A close up of a protein structure model. PHOTO: UNSPLASH
For decades, drug discovery has relied on trial and error, with scientists testing thousands of molecules to find one that works. Galux, a South Korean biotech startup, is changing that by using AI to design proteins from scratch. This method, called “de novo” design, makes it possible to build precise new therapies instead of searching through existing ones.
The company recently announced a US$29 million Series B funding round, bringing its total capital to US$47 million.This significant investment attracted a substantial roster of institutional backers, including the Korea Development Bank (KDB), Yuanta Investment, SL Investment and NCORE Ventures. These firms joined existing investors such as InterVest, DAYLI Partners and PATHWAY Investment, as well as new participants including SneakPeek Investments, Korea Investment & Securities and Mirae Asset Securities.
At the core of the company’s work is a platform called GaluxDesign. Unlike many AI tools that only predict how existing proteins fold, this system uses deep learning and physics to create entirely new therapeutic antibodies. This “from scratch” approach lets the team go after so-called “undruggable” proteins. These are targets that traditional small-molecule drugs can’t reach because they lack clear binding pockets. By designing proteins to fit these complex shapes, Galux aims to unlock treatments that have stayed out of reach for decades. And that’s exactly why investors are paying attention.
The pharmaceutical industry is actively looking for faster and more efficient ways to develop new drugs, and Galux is built for exactly that. The company connects its AI platform directly to its own wet lab, where designs can be tested in real time. Each result feeds straight back into the system, sharpening the next round of models. This continuous loop speeds up discovery and improves precision at every step. It’s also why partners like Celltrion, LG Chem and Boehringer Ingelheim are already working with Galux.

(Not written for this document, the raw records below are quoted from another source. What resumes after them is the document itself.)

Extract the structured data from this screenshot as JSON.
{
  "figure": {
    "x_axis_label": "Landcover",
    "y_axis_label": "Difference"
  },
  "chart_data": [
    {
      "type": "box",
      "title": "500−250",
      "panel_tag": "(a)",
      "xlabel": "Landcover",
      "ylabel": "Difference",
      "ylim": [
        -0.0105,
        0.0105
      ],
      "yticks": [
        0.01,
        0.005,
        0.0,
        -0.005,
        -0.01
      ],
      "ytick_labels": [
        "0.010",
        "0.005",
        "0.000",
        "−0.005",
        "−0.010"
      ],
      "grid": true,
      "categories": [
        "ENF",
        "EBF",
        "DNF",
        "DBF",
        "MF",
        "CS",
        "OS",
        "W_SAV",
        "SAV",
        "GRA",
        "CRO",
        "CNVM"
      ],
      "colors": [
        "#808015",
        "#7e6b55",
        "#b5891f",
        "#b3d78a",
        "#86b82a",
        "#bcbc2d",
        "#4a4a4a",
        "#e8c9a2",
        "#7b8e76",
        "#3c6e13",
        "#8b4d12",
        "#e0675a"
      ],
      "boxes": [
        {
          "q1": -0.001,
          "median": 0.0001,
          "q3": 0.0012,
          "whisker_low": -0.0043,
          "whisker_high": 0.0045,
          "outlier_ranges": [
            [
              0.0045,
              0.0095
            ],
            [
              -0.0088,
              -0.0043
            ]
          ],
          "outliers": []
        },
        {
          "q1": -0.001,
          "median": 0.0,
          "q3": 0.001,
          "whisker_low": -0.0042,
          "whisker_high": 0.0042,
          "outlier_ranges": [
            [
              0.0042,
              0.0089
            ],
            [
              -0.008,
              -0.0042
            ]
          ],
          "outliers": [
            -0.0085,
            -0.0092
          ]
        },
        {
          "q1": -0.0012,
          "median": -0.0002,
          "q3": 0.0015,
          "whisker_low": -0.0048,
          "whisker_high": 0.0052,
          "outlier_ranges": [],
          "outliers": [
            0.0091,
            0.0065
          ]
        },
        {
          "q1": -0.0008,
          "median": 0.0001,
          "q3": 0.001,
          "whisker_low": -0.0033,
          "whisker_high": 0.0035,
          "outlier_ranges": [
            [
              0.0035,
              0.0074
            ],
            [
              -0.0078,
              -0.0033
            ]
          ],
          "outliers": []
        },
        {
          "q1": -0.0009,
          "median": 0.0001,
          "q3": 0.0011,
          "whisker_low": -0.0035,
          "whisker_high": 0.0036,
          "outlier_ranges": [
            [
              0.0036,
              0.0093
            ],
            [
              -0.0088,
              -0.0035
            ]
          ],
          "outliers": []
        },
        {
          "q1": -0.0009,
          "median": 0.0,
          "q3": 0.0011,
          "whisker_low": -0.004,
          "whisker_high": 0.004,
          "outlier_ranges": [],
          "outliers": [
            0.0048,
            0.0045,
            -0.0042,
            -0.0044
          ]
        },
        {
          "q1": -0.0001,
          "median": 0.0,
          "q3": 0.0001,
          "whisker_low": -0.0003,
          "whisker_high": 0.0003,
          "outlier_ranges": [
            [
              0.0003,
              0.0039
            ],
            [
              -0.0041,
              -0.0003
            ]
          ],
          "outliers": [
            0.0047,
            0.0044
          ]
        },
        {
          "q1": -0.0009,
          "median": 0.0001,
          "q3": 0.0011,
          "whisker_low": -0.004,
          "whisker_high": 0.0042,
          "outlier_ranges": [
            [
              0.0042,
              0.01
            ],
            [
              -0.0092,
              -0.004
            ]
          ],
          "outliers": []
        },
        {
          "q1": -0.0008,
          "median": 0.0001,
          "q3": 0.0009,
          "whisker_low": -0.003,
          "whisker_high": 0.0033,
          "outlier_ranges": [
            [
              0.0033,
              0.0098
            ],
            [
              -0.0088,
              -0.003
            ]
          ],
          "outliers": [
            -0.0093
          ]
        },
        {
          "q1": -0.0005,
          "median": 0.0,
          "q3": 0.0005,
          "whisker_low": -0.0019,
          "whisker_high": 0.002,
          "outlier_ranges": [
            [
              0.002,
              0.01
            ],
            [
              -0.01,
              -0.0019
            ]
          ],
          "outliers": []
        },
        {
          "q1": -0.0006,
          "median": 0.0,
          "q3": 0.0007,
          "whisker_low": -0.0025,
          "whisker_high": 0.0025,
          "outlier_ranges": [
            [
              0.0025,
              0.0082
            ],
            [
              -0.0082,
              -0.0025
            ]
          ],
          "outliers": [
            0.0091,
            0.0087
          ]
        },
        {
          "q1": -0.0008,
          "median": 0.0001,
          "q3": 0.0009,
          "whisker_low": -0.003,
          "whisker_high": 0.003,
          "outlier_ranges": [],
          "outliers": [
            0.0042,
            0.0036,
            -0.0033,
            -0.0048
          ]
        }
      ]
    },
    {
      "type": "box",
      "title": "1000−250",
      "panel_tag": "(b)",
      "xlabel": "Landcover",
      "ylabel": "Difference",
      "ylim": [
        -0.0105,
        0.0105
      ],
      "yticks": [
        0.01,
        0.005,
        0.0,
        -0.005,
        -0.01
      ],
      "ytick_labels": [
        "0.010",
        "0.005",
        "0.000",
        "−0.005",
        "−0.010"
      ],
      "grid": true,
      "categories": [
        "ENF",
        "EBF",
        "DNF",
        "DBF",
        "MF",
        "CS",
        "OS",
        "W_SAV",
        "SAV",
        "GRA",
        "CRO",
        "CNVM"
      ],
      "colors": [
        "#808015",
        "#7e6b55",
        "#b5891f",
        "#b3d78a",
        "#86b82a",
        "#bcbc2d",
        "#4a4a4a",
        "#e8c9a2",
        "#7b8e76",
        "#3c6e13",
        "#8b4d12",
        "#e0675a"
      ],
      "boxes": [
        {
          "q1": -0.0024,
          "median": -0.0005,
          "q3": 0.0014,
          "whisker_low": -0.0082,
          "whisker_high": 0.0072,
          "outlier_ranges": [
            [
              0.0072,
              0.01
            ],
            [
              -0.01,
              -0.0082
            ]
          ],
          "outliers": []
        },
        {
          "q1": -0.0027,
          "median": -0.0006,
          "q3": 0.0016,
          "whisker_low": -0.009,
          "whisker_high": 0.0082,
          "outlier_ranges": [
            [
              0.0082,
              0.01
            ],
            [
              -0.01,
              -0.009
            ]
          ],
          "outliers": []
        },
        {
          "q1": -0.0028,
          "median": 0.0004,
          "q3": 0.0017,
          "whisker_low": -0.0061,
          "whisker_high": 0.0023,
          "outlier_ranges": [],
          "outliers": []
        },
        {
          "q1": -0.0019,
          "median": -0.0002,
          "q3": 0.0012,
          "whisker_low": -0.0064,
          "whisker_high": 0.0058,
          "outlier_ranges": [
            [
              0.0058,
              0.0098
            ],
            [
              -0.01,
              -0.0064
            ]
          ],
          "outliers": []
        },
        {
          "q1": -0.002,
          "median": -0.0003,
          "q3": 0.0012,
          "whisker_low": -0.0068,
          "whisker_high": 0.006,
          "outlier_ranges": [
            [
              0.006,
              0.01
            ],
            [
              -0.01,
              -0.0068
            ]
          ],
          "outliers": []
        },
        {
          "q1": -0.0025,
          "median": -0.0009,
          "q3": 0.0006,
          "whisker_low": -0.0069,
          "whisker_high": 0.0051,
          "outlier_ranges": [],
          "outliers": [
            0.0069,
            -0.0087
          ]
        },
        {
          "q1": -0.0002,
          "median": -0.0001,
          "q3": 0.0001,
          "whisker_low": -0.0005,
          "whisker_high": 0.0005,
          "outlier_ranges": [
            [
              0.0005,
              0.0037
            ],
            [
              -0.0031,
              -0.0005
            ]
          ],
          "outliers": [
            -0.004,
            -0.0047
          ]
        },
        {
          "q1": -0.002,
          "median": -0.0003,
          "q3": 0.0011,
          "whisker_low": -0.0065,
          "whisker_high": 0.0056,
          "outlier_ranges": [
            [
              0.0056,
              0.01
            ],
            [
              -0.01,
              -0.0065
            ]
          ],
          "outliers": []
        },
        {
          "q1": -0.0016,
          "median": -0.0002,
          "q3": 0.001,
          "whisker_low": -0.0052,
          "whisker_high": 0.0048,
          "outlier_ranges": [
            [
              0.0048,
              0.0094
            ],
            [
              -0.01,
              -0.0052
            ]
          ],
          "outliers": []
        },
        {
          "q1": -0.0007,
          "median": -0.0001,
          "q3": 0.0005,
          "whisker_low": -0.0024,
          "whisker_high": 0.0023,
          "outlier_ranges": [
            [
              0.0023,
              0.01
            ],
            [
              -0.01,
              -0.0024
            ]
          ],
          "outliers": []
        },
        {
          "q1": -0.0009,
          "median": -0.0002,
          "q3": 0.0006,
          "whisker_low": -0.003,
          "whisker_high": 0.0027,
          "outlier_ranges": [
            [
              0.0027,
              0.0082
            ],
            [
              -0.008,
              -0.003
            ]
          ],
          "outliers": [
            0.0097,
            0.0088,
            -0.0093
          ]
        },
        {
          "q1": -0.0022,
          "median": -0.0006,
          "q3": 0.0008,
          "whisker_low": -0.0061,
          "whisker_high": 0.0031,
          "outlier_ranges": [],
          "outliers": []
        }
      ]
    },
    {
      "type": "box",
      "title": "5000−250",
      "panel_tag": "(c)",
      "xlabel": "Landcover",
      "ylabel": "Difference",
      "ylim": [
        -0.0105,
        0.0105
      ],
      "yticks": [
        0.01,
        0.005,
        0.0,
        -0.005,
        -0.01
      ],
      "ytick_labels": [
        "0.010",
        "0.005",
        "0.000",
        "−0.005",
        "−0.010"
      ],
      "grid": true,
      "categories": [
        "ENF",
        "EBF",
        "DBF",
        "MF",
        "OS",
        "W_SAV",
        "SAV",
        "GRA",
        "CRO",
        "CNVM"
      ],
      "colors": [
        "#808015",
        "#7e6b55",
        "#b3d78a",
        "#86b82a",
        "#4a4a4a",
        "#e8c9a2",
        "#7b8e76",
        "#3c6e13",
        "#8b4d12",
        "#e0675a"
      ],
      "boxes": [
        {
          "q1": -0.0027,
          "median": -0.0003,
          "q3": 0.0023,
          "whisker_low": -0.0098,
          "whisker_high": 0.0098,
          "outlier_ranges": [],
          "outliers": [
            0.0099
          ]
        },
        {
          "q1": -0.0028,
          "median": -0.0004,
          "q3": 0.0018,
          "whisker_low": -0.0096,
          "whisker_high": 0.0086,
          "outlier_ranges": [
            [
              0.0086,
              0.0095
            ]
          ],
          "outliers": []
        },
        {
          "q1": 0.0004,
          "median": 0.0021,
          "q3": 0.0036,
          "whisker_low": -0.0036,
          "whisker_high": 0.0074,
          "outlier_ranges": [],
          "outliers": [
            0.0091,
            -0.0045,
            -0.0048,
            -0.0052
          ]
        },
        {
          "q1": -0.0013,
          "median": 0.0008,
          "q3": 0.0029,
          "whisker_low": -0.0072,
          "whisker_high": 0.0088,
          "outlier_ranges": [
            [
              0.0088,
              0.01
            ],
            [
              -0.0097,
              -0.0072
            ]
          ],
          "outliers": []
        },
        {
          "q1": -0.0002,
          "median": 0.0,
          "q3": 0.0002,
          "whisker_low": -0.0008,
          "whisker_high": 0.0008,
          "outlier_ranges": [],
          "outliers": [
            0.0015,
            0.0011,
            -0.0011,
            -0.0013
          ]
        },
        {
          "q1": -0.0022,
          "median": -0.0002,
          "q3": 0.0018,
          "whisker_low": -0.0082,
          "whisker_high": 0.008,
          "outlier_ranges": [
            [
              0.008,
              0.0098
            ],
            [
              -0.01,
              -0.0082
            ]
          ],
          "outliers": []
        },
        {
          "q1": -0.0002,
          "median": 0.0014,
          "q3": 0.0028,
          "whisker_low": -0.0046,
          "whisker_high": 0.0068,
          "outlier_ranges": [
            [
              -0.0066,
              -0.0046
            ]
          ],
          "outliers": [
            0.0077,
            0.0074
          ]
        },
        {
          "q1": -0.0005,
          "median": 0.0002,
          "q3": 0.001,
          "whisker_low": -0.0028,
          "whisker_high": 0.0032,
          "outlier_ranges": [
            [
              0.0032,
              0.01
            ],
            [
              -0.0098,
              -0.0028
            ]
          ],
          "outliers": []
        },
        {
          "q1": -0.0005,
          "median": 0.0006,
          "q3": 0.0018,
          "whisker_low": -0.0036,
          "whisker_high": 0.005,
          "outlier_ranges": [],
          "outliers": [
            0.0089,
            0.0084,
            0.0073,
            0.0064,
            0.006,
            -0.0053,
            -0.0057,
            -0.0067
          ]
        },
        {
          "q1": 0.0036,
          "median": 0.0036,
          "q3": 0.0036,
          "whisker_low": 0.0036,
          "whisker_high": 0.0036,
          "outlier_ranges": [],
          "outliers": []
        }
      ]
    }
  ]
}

Galux is no longer just trying to make drugs that stick to a target. The company now wants its AI to design medicines that actually work in the body and can be made at scale. In simple terms, a drug has to do more than bind to a disease—it must be stable, safe and strong enough to change how the illness behaves. Galux is moving into tougher targets such as ion channels and GPCRs. These play key roles in heart function and sensory signals. Ultimately, the goal is to show that AI-driven design can turn complex biology into real treatments. And instead of hunting blindly for a solution, the team is building exactly what they need.